Tuesday, October 21, 2014

Conventional Wisdom

There are conventions, and there is wisdom, but so far as you've been able to see, there is no conventional wisdom that can be agreed upon.   Conventions are agreed-upon or legislated behavior, such as the drivers' seats in American cars being on the left side, you having Friday morning coffee with a particular group at a particular place, and Sunday breakfast somewhere altogether else. 

Convention is using the serial comma in books or not using it in magazines and newspapers.  In American text, the punctuation marks go inside the quotes, but UK conventions call for the commas and other stuff to go outside the quotes.  "Right?"  "Right you are".

Convention suggests a form of accord among a defined group that is often willing to take their accord to extremes, even to the point of investing their accord with some divine inspiration, for example Martin Luther nailing his edict to the door of a church.

In considering this, you are reminded of your concept of story, which now becomes transmogrified to two conventions, each believing there is only one source of divine inspiration, each believing it is the one.

Wisdom is another matter, every bit as idiosyncratic as the previous examples and permutations of conventions.  In your experience, wisdom is often attributed to the elderly, an acquired trait, a product of considerable trial and error, thus by implication the result of looking at and then attacking problems.  Good luck with that.

From early years, we are subject to inspirational propaganda about the virtues of wisdom, where it is to be found, and how to acquire it.  In retrospect, you can see where your parents had ample measures of wisdom.  

You were not always wise enough to see that.  This means wisdom, like conventions, is in constant flux.  What appears to be wisdom at one point may turn out to be something altogether different at other times, different enough to appear unwise, dumb, perhaps even dangerous.

There have been times when you made decisions based on your immediate perception that you were being wise.  In yet other instances, you dithered to the point of considering yourself untrustworthy.  Such considerations do not add to an overall sense of confidence.  This leads to the great existential question:  Is it wise to be confident?  

Back in time, when the Greeks were running all over philosophy the way Bill Gates and Steve Jobs ran over computers and their operating systems. you could have your choice of an operating system based on your inherent trust of things and persons or such other approaches as being standoffish with what the French would call sang froid running through your veins.  Leave it to the French to come forth with a term for cold blood that sounds like a variety of wine.

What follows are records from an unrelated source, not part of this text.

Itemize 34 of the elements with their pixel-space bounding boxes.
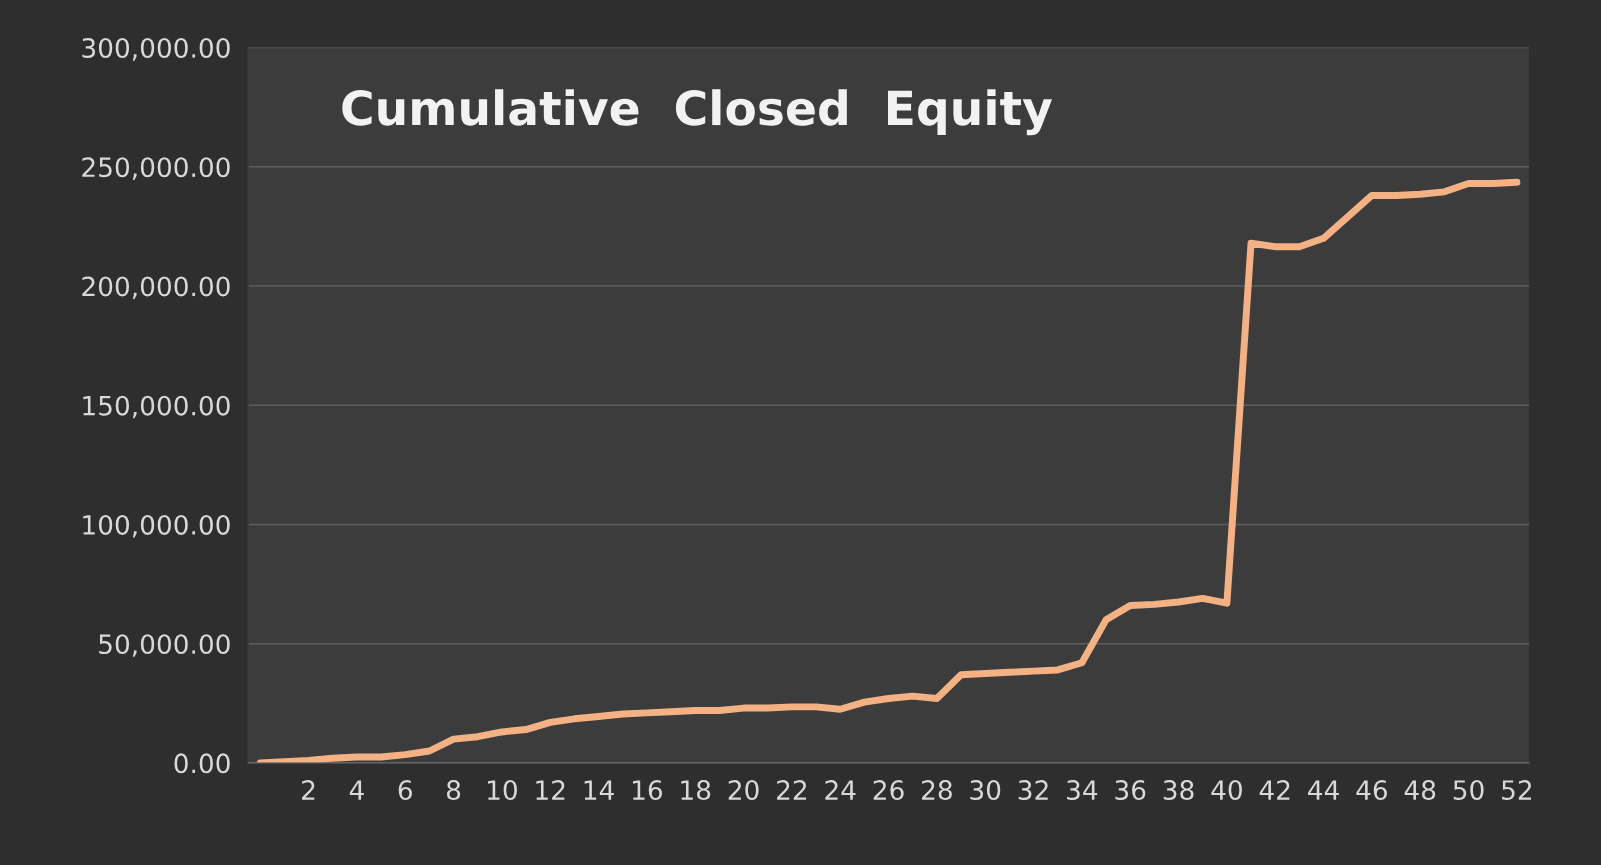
x-tick-label: 16	[633, 780, 663, 801]
x-tick-label: 14	[584, 780, 614, 800]
x-tick-label: 24	[825, 780, 856, 800]
x-tick-label: 34	[1067, 780, 1098, 801]
x-tick-label: 42	[1259, 780, 1290, 800]
x-tick-label: 4	[349, 780, 364, 800]
y-tick-label: 100,000.00	[83, 514, 230, 538]
x-tick-label: 6	[398, 780, 412, 801]
y-tick-label: 0.00	[174, 753, 230, 774]
x-tick-label: 46	[1356, 780, 1387, 801]
x-tick-label: 44	[1308, 780, 1339, 800]
y-tick-label: 200,000.00	[82, 276, 230, 300]
x-tick-label: 52	[1502, 780, 1532, 801]
x-tick-label: 22	[777, 780, 807, 800]
x-tick-label: 20	[728, 780, 759, 801]
x-tick-label: 32	[1018, 780, 1048, 801]
x-tick-label: 48	[1404, 780, 1436, 801]
x-tick-label: 40	[1211, 780, 1242, 801]
x-tick-label: 12	[536, 780, 565, 800]
x-tick-label: 30	[970, 780, 1001, 801]
x-tick-label: 38	[1163, 780, 1194, 801]
x-tick-label: 10	[488, 780, 517, 801]
x-tick-label: 50	[1453, 780, 1484, 801]
y-tick-label: 300,000.00	[82, 38, 230, 61]
x-tick-label: 2	[302, 780, 315, 800]
text: Cumulative Closed Equity	[342, 89, 1053, 136]
x-tick-label: 8	[446, 780, 461, 801]
x-tick-label: 36	[1115, 780, 1146, 801]
y-tick-label: 50,000.00	[99, 634, 230, 657]
x-tick-label: 28	[922, 780, 952, 801]
x-tick-label: 26	[873, 780, 904, 801]
x-tick-label: 18	[681, 780, 711, 801]
y-tick-label: 150,000.00	[83, 395, 230, 419]
y-tick-label: 250,000.00	[82, 157, 230, 180]
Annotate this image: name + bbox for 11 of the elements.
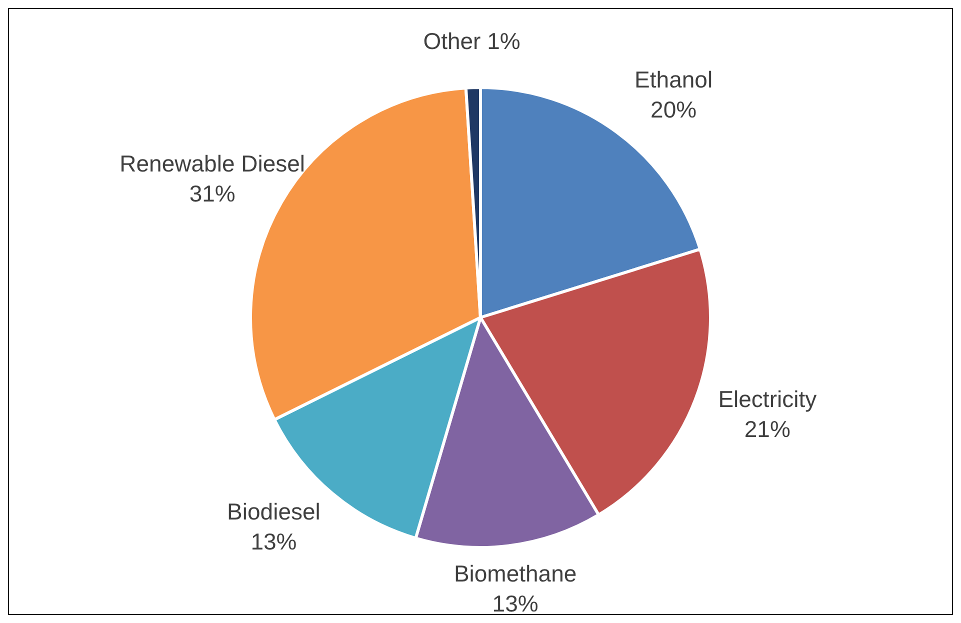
data-label: 13% xyxy=(250,528,297,555)
slice-label: Other 1% xyxy=(423,28,520,54)
data-label: 21% xyxy=(744,416,790,442)
data-label: 31% xyxy=(189,180,236,206)
slice-label: Ethanol xyxy=(634,66,713,92)
slice-label: Renewable Diesel xyxy=(120,150,306,176)
data-label: 20% xyxy=(650,96,697,122)
data-label: 13% xyxy=(492,590,538,617)
slice-label: Electricity xyxy=(718,386,818,412)
slice-label: Biomethane xyxy=(454,560,577,587)
slice-label: Biodiesel xyxy=(227,498,320,525)
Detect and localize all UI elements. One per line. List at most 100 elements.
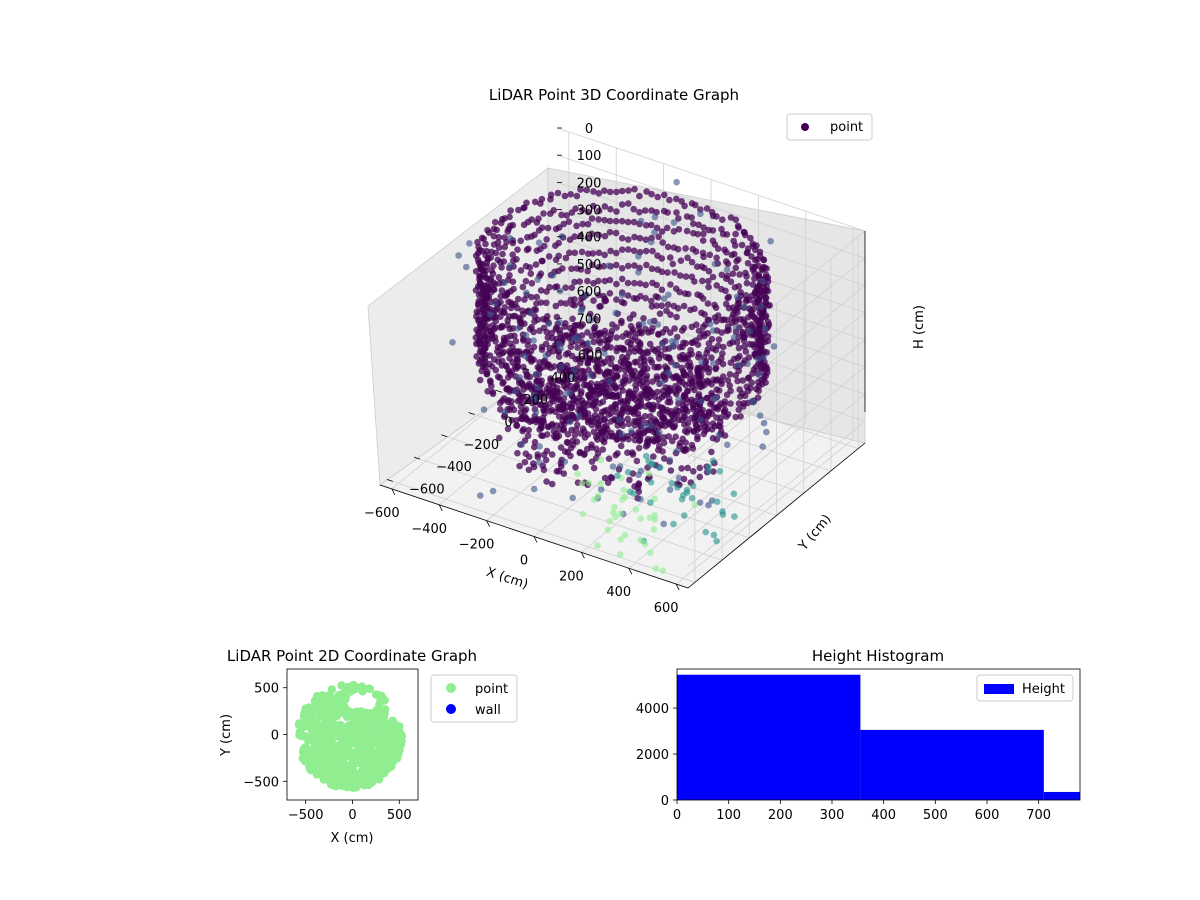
point-3d [730, 334, 738, 341]
point-3d [565, 334, 572, 342]
point-3d [617, 399, 625, 406]
point-3d [489, 487, 497, 495]
point-3d [530, 396, 538, 404]
point-3d [655, 436, 662, 443]
point-3d [718, 355, 725, 362]
point-3d [606, 290, 614, 297]
point-3d [703, 394, 711, 402]
point-3d [670, 244, 678, 251]
point-3d [762, 298, 770, 306]
point-3d [618, 201, 626, 208]
point-3d [674, 447, 681, 454]
point-3d [631, 407, 638, 415]
point-3d [735, 283, 743, 290]
point-3d [642, 281, 649, 289]
point-3d [509, 239, 517, 247]
point-3d [599, 446, 607, 453]
point-3d [723, 266, 731, 274]
point-3d [637, 515, 644, 522]
point-3d [633, 457, 641, 465]
point-2d [369, 729, 378, 738]
point-3d [526, 418, 534, 426]
point-2d [362, 734, 372, 743]
point-3d [705, 226, 712, 234]
point-3d [655, 233, 662, 241]
point-3d [521, 458, 529, 466]
point-3d [695, 370, 702, 377]
point-3d [596, 390, 603, 397]
point-3d [669, 411, 676, 419]
point-3d [508, 350, 515, 357]
point-3d [612, 401, 619, 408]
point-3d [574, 344, 581, 351]
point-3d [658, 302, 665, 310]
histogram-bar [860, 729, 1044, 800]
point-3d [528, 280, 536, 287]
plot3d-y-axis-line [687, 442, 866, 589]
point-3d [684, 408, 691, 415]
point-3d [487, 311, 494, 318]
point-3d [625, 408, 632, 416]
point-3d [544, 431, 551, 438]
y-tick-mark [468, 412, 475, 415]
point-3d [760, 354, 767, 361]
point-3d [516, 379, 523, 387]
point-3d [501, 234, 508, 241]
point-3d [719, 216, 726, 223]
point-2d [351, 737, 361, 747]
point-3d [767, 237, 774, 245]
point-3d [511, 332, 518, 340]
point-3d [671, 361, 679, 369]
point-2d [396, 740, 406, 749]
point-3d [625, 420, 633, 428]
point-3d [620, 486, 628, 494]
point-3d [687, 363, 694, 370]
point-3d [537, 287, 545, 294]
point-3d [617, 536, 624, 543]
point-3d [530, 460, 537, 467]
point-3d [613, 261, 620, 269]
point-3d [627, 340, 634, 348]
point-3d [557, 345, 564, 353]
point-3d [537, 200, 544, 207]
point-3d [485, 229, 493, 236]
point-3d [647, 238, 655, 246]
point-3d [658, 228, 666, 235]
point-3d [523, 289, 530, 297]
plot2d-legend: point wall [430, 674, 518, 723]
point-3d [741, 229, 748, 236]
point-3d [522, 331, 530, 339]
point-3d [545, 253, 553, 260]
point-3d [614, 472, 621, 480]
point-3d [656, 464, 664, 471]
point-3d [535, 227, 543, 234]
y-tick-mark [550, 345, 557, 348]
point-2d [397, 732, 407, 741]
point-2d [348, 765, 357, 775]
y-tick-mark [495, 389, 502, 393]
point-3d [533, 219, 541, 226]
point-3d [644, 349, 652, 357]
point-3d [542, 352, 550, 359]
point-3d [653, 373, 661, 380]
point-3d [654, 266, 661, 273]
point-3d [697, 398, 705, 405]
point-3d [542, 456, 550, 464]
point-3d [501, 292, 509, 300]
plot3d-legend: point [786, 113, 873, 141]
point-3d [623, 354, 631, 362]
point-3d [567, 191, 574, 198]
point-3d [499, 380, 507, 387]
point-3d [640, 357, 648, 365]
point-2d [381, 749, 390, 759]
point-3d [752, 315, 759, 322]
point-3d [664, 269, 671, 276]
point-3d [632, 506, 640, 513]
point-3d [543, 236, 550, 243]
point-3d [763, 428, 770, 436]
point-3d [650, 526, 658, 533]
point-3d [527, 347, 535, 355]
x-tick-label: 200 [768, 808, 793, 823]
point-3d [648, 221, 655, 229]
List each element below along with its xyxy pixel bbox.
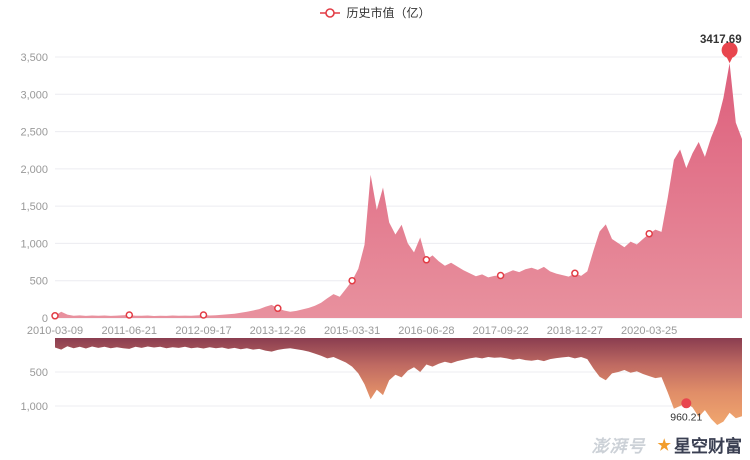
x-axis-label: 2013-12-26 (250, 325, 306, 337)
x-axis-label: 2016-06-28 (398, 325, 454, 337)
data-point-marker[interactable] (348, 276, 356, 285)
x-axis-label: 2012-09-17 (175, 325, 231, 337)
data-point-marker[interactable] (645, 229, 653, 238)
mirror-area-series[interactable] (55, 338, 742, 425)
x-axis-label: 2011-06-21 (102, 325, 157, 337)
y-axis-label: 0 (42, 313, 48, 325)
data-point-marker[interactable] (496, 271, 505, 280)
x-axis-label: 2018-12-27 (547, 325, 603, 337)
peak-value-label: 3417.69 (700, 34, 742, 46)
y-axis-label: 2,000 (20, 164, 48, 176)
y-axis-label: 1,000 (20, 401, 48, 413)
data-point-marker[interactable] (51, 312, 59, 320)
data-point-marker[interactable] (274, 304, 282, 313)
mirror-value-label: 960.21 (670, 411, 702, 423)
y-axis-label: 500 (30, 367, 48, 379)
data-point-marker[interactable] (422, 256, 431, 264)
tick-markers[interactable] (51, 229, 653, 320)
y-axis-label: 1,500 (20, 201, 48, 213)
y-axis-label: 1,000 (20, 238, 48, 250)
legend-line-marker-icon (320, 7, 341, 18)
x-axis-label: 2020-03-25 (621, 325, 677, 337)
peak-pin-icon[interactable] (721, 42, 738, 64)
y-axis-label: 3,500 (20, 52, 48, 64)
pengpai-platform-logo: 澎湃号 (591, 437, 646, 456)
x-axis-label: 2015-03-31 (324, 325, 380, 337)
brand-name: 星空财富 (674, 437, 742, 456)
market-cap-area-chart[interactable]: 0 500 1,000 1,500 2,000 2,500 3,000 3,500 2010-0… (0, 0, 750, 338)
y-axis-label: 500 (30, 276, 48, 288)
x-axis-label: 2010-03-09 (27, 325, 83, 337)
mirror-marker[interactable] (681, 398, 692, 409)
watermark: 澎湃号 ★ 星空财富 (592, 432, 742, 457)
data-point-marker[interactable] (571, 269, 579, 278)
x-axis-label: 2017-09-22 (472, 325, 528, 337)
mirrored-secondary-chart[interactable]: 500 1,000 960.21 (0, 338, 750, 460)
brand-logo: ★ 星空财富 (658, 432, 742, 457)
y-axis-label: 2,500 (20, 127, 48, 139)
data-point-marker[interactable] (199, 311, 208, 319)
data-point-marker[interactable] (125, 311, 134, 319)
y-axis-label: 3,000 (20, 89, 48, 101)
star-icon: ★ (657, 436, 671, 454)
legend[interactable]: 历史市值（亿） (0, 4, 750, 21)
legend-label: 历史市值（亿） (346, 6, 431, 20)
area-series[interactable] (55, 63, 742, 318)
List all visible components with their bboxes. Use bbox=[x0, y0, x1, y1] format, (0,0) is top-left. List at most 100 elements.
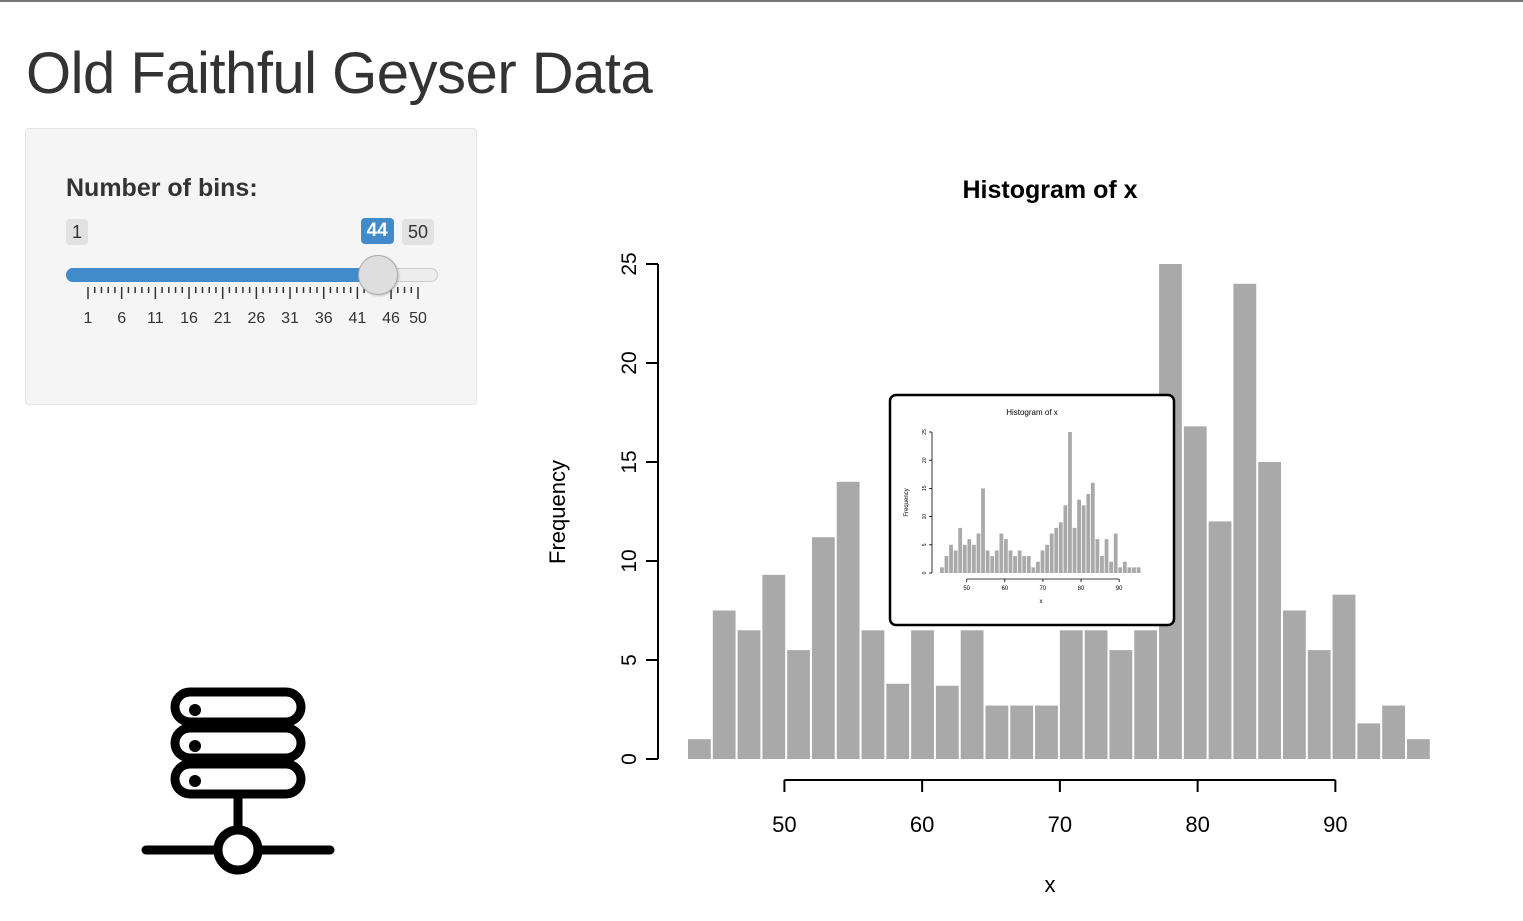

You have chosen as your default positions being unconventional and lacking in wisdom, thus not wise, which seems to you to relate to making sane, conventional decisions.  Your preference is to make unconventional decisions that in fact warm up the blood, get you to a point where you can barely control your enthusiasm long enough to write it down.

One of those Greek philosophers was, in your opinion, nailing the matter when he, Heraclitus, wrote about the eternal flux of Things, by which you believe him to have meant Reality.  You cannot, he wrote, bathe in the same river twice, much less take the same bath twice, nor can you make the observation about it more than once without becoming repetitive and, even worse, derivative.

At your current stage of relative wisdom, you believe it is not a good plan to copy yourself.  If you once did something well, nice to think about it in retrospect, then try to do something else at a different degree of wellness.

You also believe it a good practice to question anything of apparent conventionality before embracing it.